Prototype-Guided Robust Learning against Backdoor Attacks
Wei Guo , Maura Pintor , Ambra Demontis , Battista Biggio
Published on arXiv
2509.08748
Model Poisoning
OWASP ML Top 10 — ML10
Key Finding
PGRL achieves superior robustness compared to 8 existing defenses across diverse backdoor attacks including cover-sample and low-poisoning-ratio settings.
PGRL (Prototype-Guided Robust Learning)
Novel technique introduced
Backdoor attacks poison the training data to embed a backdoor in the model, causing it to behave normally on legitimate inputs but maliciously when specific trigger signals appear. Training a benign model from a dataset poisoned by backdoor attacks is challenging.

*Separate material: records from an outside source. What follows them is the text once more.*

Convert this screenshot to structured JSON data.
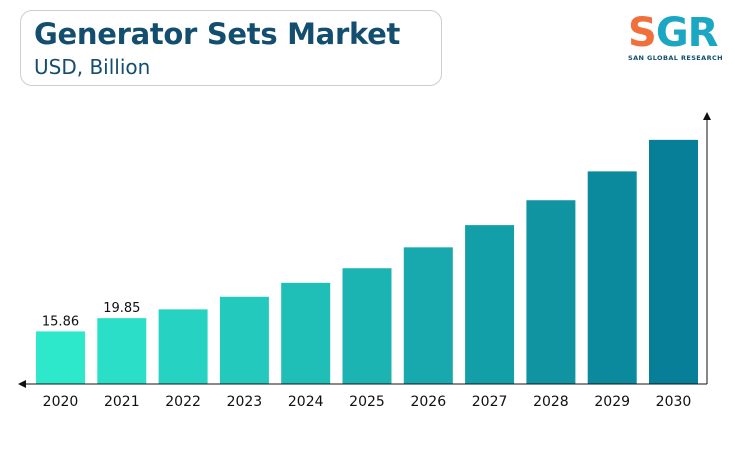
{
  "header": {
    "title": "Generator Sets Market",
    "subtitle": "USD, Billion"
  },
  "logo": {
    "letters_s": "S",
    "letters_gr": "GR",
    "tagline": "SAN GLOBAL RESEARCH"
  },
  "colors": {
    "title": "#134e6f",
    "bar_start": "#2ee8cc",
    "bar_end": "#087f98",
    "axis": "#111111"
  },
  "chart_data": {
    "type": "bar",
    "title": "Generator Sets Market",
    "subtitle": "USD, Billion",
    "categories": [
      "2020",
      "2021",
      "2022",
      "2023",
      "2024",
      "2025",
      "2026",
      "2027",
      "2028",
      "2029",
      "2030"
    ],
    "values": [
      15.86,
      19.85,
      22.5,
      26.3,
      30.5,
      34.9,
      41.2,
      47.9,
      55.4,
      64.1,
      73.6
    ],
    "data_labels": [
      "15.86",
      "19.85",
      "",
      "",
      "",
      "",
      "",
      "",
      "",
      "",
      ""
    ],
    "ylim": [
      0,
      82
    ],
    "grid": false,
    "legend": "none"
  }
}
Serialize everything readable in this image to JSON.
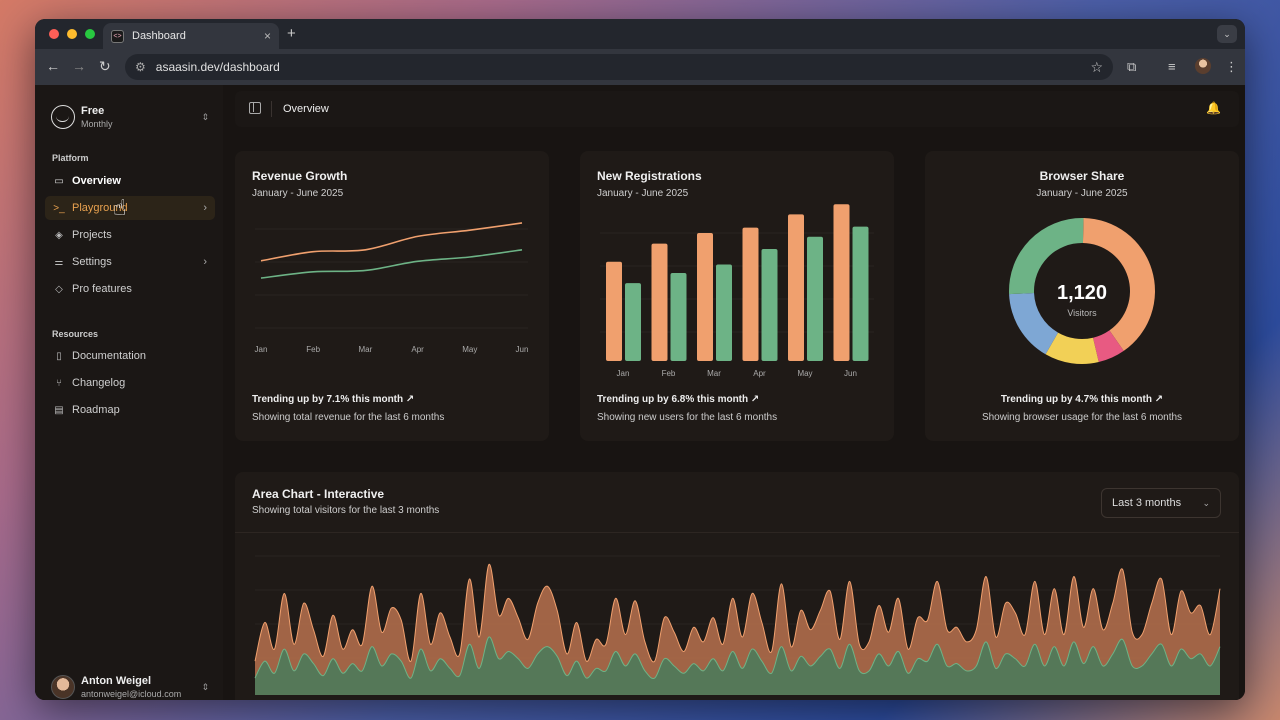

Existing works rely on various assumptions and can only defend against backdoor attacks with specific trigger signals, high poisoning ratios, or when the defender possesses a large, untainted, validation dataset. In this paper, we propose a defense called Prototype-Guided Robust Learning (PGRL), which overcomes all the aforementioned limitations, being robust against diverse backdoor attacks. Leveraging a tiny set of benign samples, PGRL generates prototype vectors to guide the training process. We compare our PGRL with 8 existing defenses, showing that it achieves superior robustness. We also demonstrate that PGRL generalizes well across various architectures, datasets, and advanced attacks. Finally, to evaluate our PGRL in the worst-case scenario, we perform an adaptive attack, where the attackers fully know the details of the defense.
Key Contributions
- PGRL defense that generates prototype vectors from a tiny benign sample set to guide robust training against backdoor attacks
- Demonstrates failure of existing FPF-based defenses against low poisoning ratios and cover-sample attacks, motivating a new assumption-free approach
- Evaluation against 8 baselines across diverse architectures, datasets, and attack types, including a white-box adaptive attacker scenario
🛡️ Threat Analysis
Paper directly defends against trigger-based backdoor attacks embedded via training data poisoning; PGRL uses prototype vectors to prevent hidden targeted behavior from being learned during training.